On our second day we met 68 year old Hideo Kumagai. Mr. Kumagai injured his ribs, stomach and hand when the car he was driving was over taken by the tsunami. He was able to scramble to safety and escape with his life but lost his house, his rice fields and his company went bankrupt as a result of the tsunami. He said he is looking for a job but it is hard without a car to get him there.

Seventy-one year old Isao Sato is a strawberry farmer. I first spotted him poking around in a field, pulling an electrical cord from the earth. He points to his right. “This is where my house used to be… those were my strawberry fields.” He points behind him. “Over there was the designated evacuation center.” Fifty-four of his neighbors, are dead or missing. When the tsunami warning signal went off, many people ran to the designated evacuation center on a hill called Sugninoshita. Some people ran from the ocean to a bridge. Those that sought protection from the Sugninoshita were swept away when the giant wall of water overtook their building. Those that ran to the bridge, lived. Isao Sato has been living in a shelter since the tsunami and says, “it is okay for now. It will be, until it isn’t.”

In Minamisanriku, we happened by Mr. Okoshi and four bubbly children. Before the tsunami Mr. Okoshi owned a business that distributed sake and propane. On this day, Mr. Okoshi and the children were looking for his bottles of sake to donate to the fire department and propane tanks to fill his customers orders. The children laughed and played and took turns sweeping dirt from the concrete foundations, where houses once stood.

We continued driving south until we hit a road block . At a gas station where the road literally comes to an end; workers reported for their last day of business. Using a bicycle powered pump, gas station employee, Keichi Kumagai, syphons gas from the ground well, into the customers tank. Behind him, the remains of the gas station stood twisted in a knot, an 18 wheeler on it’s side tangled in the wreckage.

On our fourth day of shooting we followed volunteers from Peaceboat to the neighborhood of Shirasagidai in Ishinomaki. The government and military have taken responsibility for the evacuation centers but there are thousands of people, not living in the centers, who need help. NGOs such as Peaceboat are hitting the ground to assist the government in bring aid to those people not displaced by the tsunami. Aid workers explain that it is hard to give aid because many people turn down help. They feel they do not qualify for support and say things like, “We still have our home… we are ok, help others first, they really need it… I have enough.” They would say these things sincerely. If they had enough to survive they would volunteer themselves to the back of the line. If they had anything, they would offer you some.

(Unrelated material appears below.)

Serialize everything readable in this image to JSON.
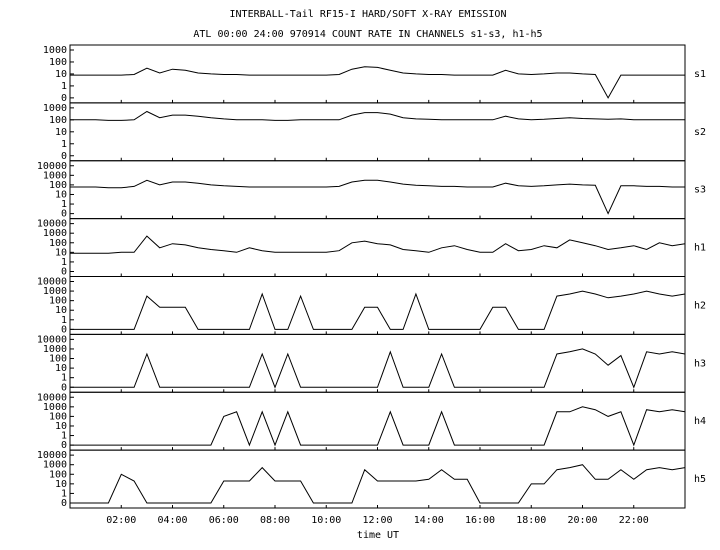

Shirasagidai is a newer neighborhood with big modern houses. If you did not know any better you would wonder why this neighborhood is getting aid… If you did not know better. The fact of the matter is, even though a house was left standing, the job that payed the mortgage may be gone. The grocery store that serves the community may be gone and access to clean drinking water may be difficult. And, in at least one instance, a house built for a family of five now shelters seventeen. To communities such as Shirasagidai, Peaceboat brings diapers, clothes, assorted food items and a hot meal. At first the people try to turn down the help, but eventually accept it, thankfully.

The children we met along the way were always happy, smiley and playful. In some ways they are the lucky ones. Their minds can not yet grasp the enormity of the destruction all around them. In their naivety, the house with it’s sides torn off and innards exposed is cool, because it, “looks like a drive through.” and the foundations with no homes are fun to play on. The adults showed true strenth. They are perfectly capable of understanding their situation and the vast majority of them came across as positive and focused. They would smile while they work and were thankful for what they still have; determined to rebuild their lives.